Ce n’est déjà plus un groupe que l’on regarde comme s’ils étaient descendus de je ne sais pas où. Les extrême-droites, les groupes radicaux défenseurs de la famille, les catholiques fondamentalistes ennemis acharnés du mariage égalitaire, de l’avortement, du divorce, des unions civiles, des conquêtes des femmes et d’autres formes modernes de la reconnaissance des droits, constituent aujourd’hui une force politique et financière d’énorme influence. Ils ont une audience électorale, un pouvoir, des leaders politiques au sommet, des réseaux sociaux très bien administrés, un plan unique d’expansion dans l’histoire, beaucoup d’argent et un objectif dans le viseur : L’Europe.

Une investigation sans appel réalisée par l’association étasunienne « OpenDemocracy » vient de mettre des chiffres sur cette invasion et confirmer ainsi l’existence d’un flux très élevé de fonds dispensés par les groupes fondamentalistes chrétiens des États-Unis à l’extrême droite européenne. « OpenDemocracy » estime à 50 millions d’euros les fonds transférés par ces groupes (plusieurs sont liés à Donald Trump) à une douzaine d’organisations de l’européenne d’extrême-droite. Opendemocracy révèle que deux de ces organismes, « Alliance Defending Freedom (ADF) » et « American Center for Law and Justice » ont transféré un peu plus de 20 millions d’euros en Europe dès 2008.

« Billy Graham Evangelistic Association », « Focus on the Family », « Heartbeat International », « Human Life International », « ADF International, « Alliance Defending Freedom » ou, comme des financiers comme les frères Koch (« la » colonne financière du Tea Party) sont quelques noms les plus cités dans cette entreprise de reconquête. ADF a reçu des donations de Betsy DeVos, Secrétaire de l’Education de Trump, et d’Erik Prince, fondateur de l’entreprise de mercenaires Blackwater. L’Union Européenne était consciente de cette situation mais, jusqu’au rapport de OpenDemocracy, elle manquait d’un support ayant des données sûres sur les transferts de fonds.
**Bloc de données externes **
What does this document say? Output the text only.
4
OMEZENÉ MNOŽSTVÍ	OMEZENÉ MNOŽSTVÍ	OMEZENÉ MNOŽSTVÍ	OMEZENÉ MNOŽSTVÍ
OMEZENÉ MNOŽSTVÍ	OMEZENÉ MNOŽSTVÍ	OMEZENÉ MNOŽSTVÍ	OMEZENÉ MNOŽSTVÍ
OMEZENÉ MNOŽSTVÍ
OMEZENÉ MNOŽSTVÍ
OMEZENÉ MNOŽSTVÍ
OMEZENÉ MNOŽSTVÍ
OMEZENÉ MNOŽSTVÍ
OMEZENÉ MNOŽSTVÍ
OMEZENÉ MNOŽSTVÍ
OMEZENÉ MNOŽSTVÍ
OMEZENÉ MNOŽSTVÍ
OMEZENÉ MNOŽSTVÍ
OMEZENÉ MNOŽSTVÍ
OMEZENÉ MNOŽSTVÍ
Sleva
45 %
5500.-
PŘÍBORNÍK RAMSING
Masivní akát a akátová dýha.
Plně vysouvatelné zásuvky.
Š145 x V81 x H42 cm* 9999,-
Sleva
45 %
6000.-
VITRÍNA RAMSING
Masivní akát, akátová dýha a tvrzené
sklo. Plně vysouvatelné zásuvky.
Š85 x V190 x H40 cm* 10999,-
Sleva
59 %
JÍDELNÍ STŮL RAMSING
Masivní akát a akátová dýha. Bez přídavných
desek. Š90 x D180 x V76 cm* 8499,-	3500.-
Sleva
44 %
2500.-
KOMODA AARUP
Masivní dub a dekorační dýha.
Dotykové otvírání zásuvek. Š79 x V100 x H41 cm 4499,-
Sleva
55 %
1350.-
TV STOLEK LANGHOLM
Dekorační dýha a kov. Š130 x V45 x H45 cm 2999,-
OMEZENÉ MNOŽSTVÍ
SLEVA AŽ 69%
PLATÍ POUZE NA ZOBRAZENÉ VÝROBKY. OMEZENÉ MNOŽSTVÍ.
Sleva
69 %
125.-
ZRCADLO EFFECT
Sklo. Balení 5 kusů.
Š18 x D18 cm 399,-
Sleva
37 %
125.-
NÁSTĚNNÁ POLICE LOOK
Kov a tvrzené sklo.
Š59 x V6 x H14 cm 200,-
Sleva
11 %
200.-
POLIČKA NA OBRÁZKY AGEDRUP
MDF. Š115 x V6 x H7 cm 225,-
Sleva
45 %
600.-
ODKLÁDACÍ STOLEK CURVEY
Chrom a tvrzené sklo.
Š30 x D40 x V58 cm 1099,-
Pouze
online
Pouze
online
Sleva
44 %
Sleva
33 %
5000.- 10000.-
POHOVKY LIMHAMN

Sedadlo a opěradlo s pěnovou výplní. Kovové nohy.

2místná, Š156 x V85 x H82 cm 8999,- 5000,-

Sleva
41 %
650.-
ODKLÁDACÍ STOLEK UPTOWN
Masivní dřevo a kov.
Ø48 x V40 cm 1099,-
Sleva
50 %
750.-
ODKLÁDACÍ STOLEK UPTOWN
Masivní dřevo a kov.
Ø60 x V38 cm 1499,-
Environ 40 députés du Parlement Européen se sont adressés au député Frans Timmermans pour que l’intromission « de ces chrétiens fondamentalistes étasuniens soit analysée avec la plus grande rapidité ». Le temps presse d’autant que depuis l’élection de Donald Trump, quelques ultras de la droite des Etats-Unis d’Amérique ont déployé leurs ailes sur le ciel européen avec le but d’influencer les élections du Parlement du 26 mai prochain.

À leur tête, se trouve Steve Bannon, l’ex-conseiller de Trump. L’axe de la « conspiration » se déplace entre Bruxelles et Rome, où ils sont installés depuis peu plus d’un an. Le travail de OpenDemocracy a été comme un coup de fouet pour les parlementaires du Vieux Continent. Tous savaient que quelque chose se passait mais personne n’avait anticipé que, derrière, il y avait une telle quantité d’argent en jeu. Neil Datta, Secrétaire du Forum Parlementaire Européen sur la Population et le Développement, reconnaît que cette offensive d’extrême-droite des Etasuniens se produit « beaucoup plus rapidement et à une échelle qu’aucun expert n’a jamais été capable d’imaginer ». Les montants cités par OpenDemocracy seraient à peine « la partie visible de l’iceberg », comme note la rédactrice responsable de cette ONG étasunienne, Mary Fitzgerald, qui ajoute : « beaucoup de failles nous ont compliqué le travail pour découvrir tant la totalité du flux monétaire que les sources d’où il provient. (…) Les parlementaires, les plateformes sociales et les responsables politiques doivent intervenir pour empêcher la propagation d’influences qui ne se justifient pas, ainsi que les pressions politiques ».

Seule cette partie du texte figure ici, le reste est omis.